Diretto da Marie Losier, il documentario sin dalla prima immagine appare come il racconto ardito, pazzo, sconvolgente, pregno ed intensissimo della storia di due persone che per amarsi completamente si spingono oltre se stesse. È la ballata di un amore travolgente e inglobante, che, attraverso una quanto mai classica costruzione del racconto, ripercorre la vita di una delle figure chiave dell’underground britannica, Genesis P-Orridge, uno tra i precursori dell’industrial rock, lo stile sperimentale nato dalla combinazione tra elementi di musica colta e musica pop.
Performer per antonomasia, Genesis P-Orridge trova sulla propria strada la donna della quale si innamora tanto da volerla inglobare, tanto da volersi fondere con lei, dando origine ad un blob di identificazione.

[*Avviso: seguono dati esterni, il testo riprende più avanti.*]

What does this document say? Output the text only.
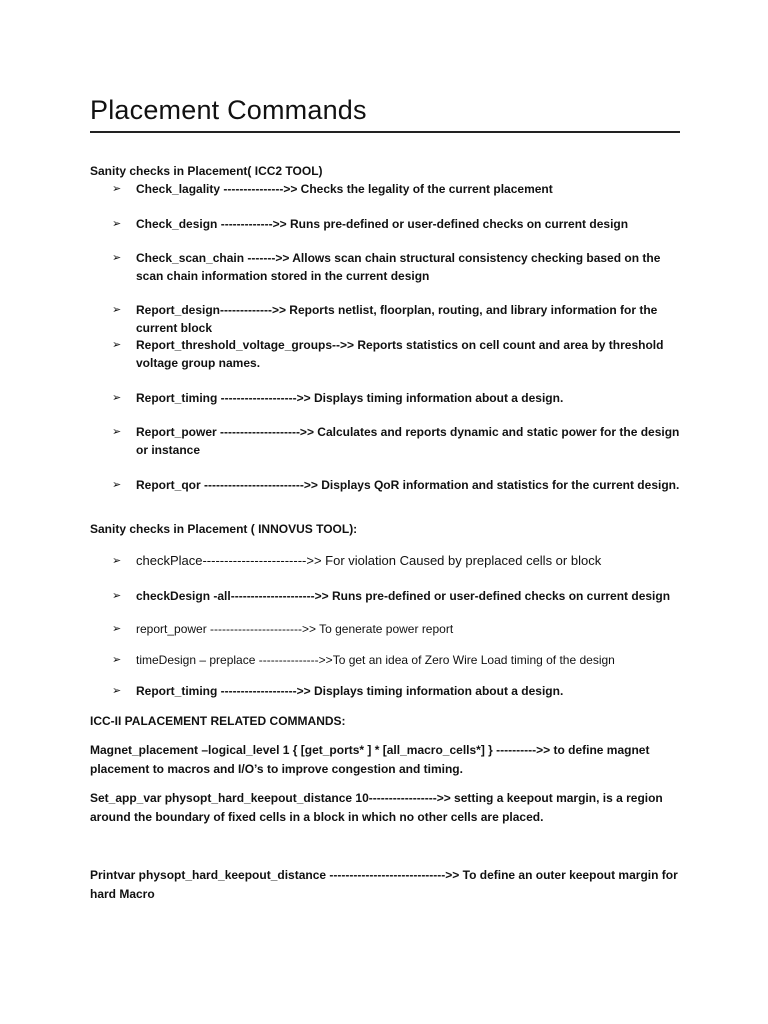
Placement Commands
Sanity checks in Placement( ICC2 TOOL)
➢ Check_lagality --------------->> Checks the legality of the current placement
➢ Check_design ------------->> Runs pre-defined or user-defined checks on current design
➢ Check_scan_chain ------->> Allows scan chain structural consistency checking based on the scan chain information stored in the current design
➢ Report_design------------->> Reports netlist, floorplan, routing, and library information for the current block
➢ Report_threshold_voltage_groups-->> Reports statistics on cell count and area by threshold voltage group names.
➢ Report_timing ------------------->> Displays timing information about a design.
➢ Report_power -------------------->> Calculates and reports dynamic and static power for the design or instance
➢ Report_qor ------------------------->> Displays QoR information and statistics for the current design.
Sanity checks in Placement ( INNOVUS TOOL):
➢ checkPlace------------------------>> For violation Caused by preplaced cells or block
➢ checkDesign -all--------------------->> Runs pre-defined or user-defined checks on current design
➢ report_power ----------------------->> To generate power report
➢ timeDesign – preplace --------------->>To get an idea of Zero Wire Load timing of the design
➢ Report_timing ------------------->> Displays timing information about a design.
ICC-II PALACEMENT RELATED COMMANDS:
Magnet_placement –logical_level 1 { [get_ports* ] * [all_macro_cells*] } ---------->> to define magnet placement to macros and I/O’s to improve congestion and timing.
Set_app_var physopt_hard_keepout_distance 10----------------->> setting a keepout margin, is a region around the boundary of fixed cells in a block in which no other cells are placed.
Printvar physopt_hard_keepout_distance ----------------------------->> To define an outer keepout margin for hard Macro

Così l’amore travolgente porta Genesis e Jaye dapprima a truccarsi, a vestirsi e pettinarsi nello stesso modo, poi – complice la suggestione provocata dalla concezione letteraria di William Borroughs e Brion Gysin – ad avventurarsi nella decostruzione di se stessi.
Ogni elemento si mostra come del materiale grezzo: pezzi montati, nella musica, nel corpo, nel senso della vita, rimontata anch’essa e sperimentata, stravolta e riordinata.
Definito come il distruttore della civilizzazione, come perverso e scellerato, Genesis lascia che la regista entri nella sua vita, nella propria casa, mentre cucina, si trucca, lavora, spogliandosi completamente di qualunque falso pudore, rabbia e frustrazione per chi non riesca a comprenderlo, lui/lei (S/He) che semplicemente appare come un individuo innamorato pazzamente di una donna con la quale condivide la vita ed il lavoro, i pensieri e l’ideale, in un superamento che punta alla fusione dell’uno con l’altra.
Voce over che accompagna l’intero viaggio è la sua, tanto maschile ed irruente quanto femminile e persuasiva, sorprendentemente suadente, malinconica, pazza e commossa, che appare come tra le più classiche e stranianti melodie sulla quale sembrano schiantarsi le immagini scapestrate e irriverenti di una vita tanto urlata quanto dimessa, timida ed estremamente fragile.
Così in scena appare il performer, il video-artista, il creatore della pandroginia, un grido disperato per la sopravvivenza di due corpi angelici, con cui risponde con concretezza all’utopia di guardarsi e riconoscersi nella persona amata. È il dio di se stesso, Genesis, colui che può darsi la vita, generarsi, costruirsi e fondersi con chi ama.
Fa pensare ad uno specchio l’intero film, che, tra il footage ed il cut – up, appare come leitmotiv commovente e malinconico di un documento che mette in scena l’intima necessità di esplorare l’altra parte di sé, decostruendosi e ricostruendosi in una nuova identità, la “terza mente” di William Borroughs.
Così lo specchio appare non solo come oggetto quando Gen e Jaye si truccano, si travestono e si prendono cura di se stessi, ma come l’idea che rivela la creazione, un simbolo – poetico scenario nel quale vedersi, riconoscersi e scoprirsi – mentre scivola silenziosa attraverso un montaggio vorticoso e psichedelico di una vita vissuta nel pieno delle proprie forze e volontà.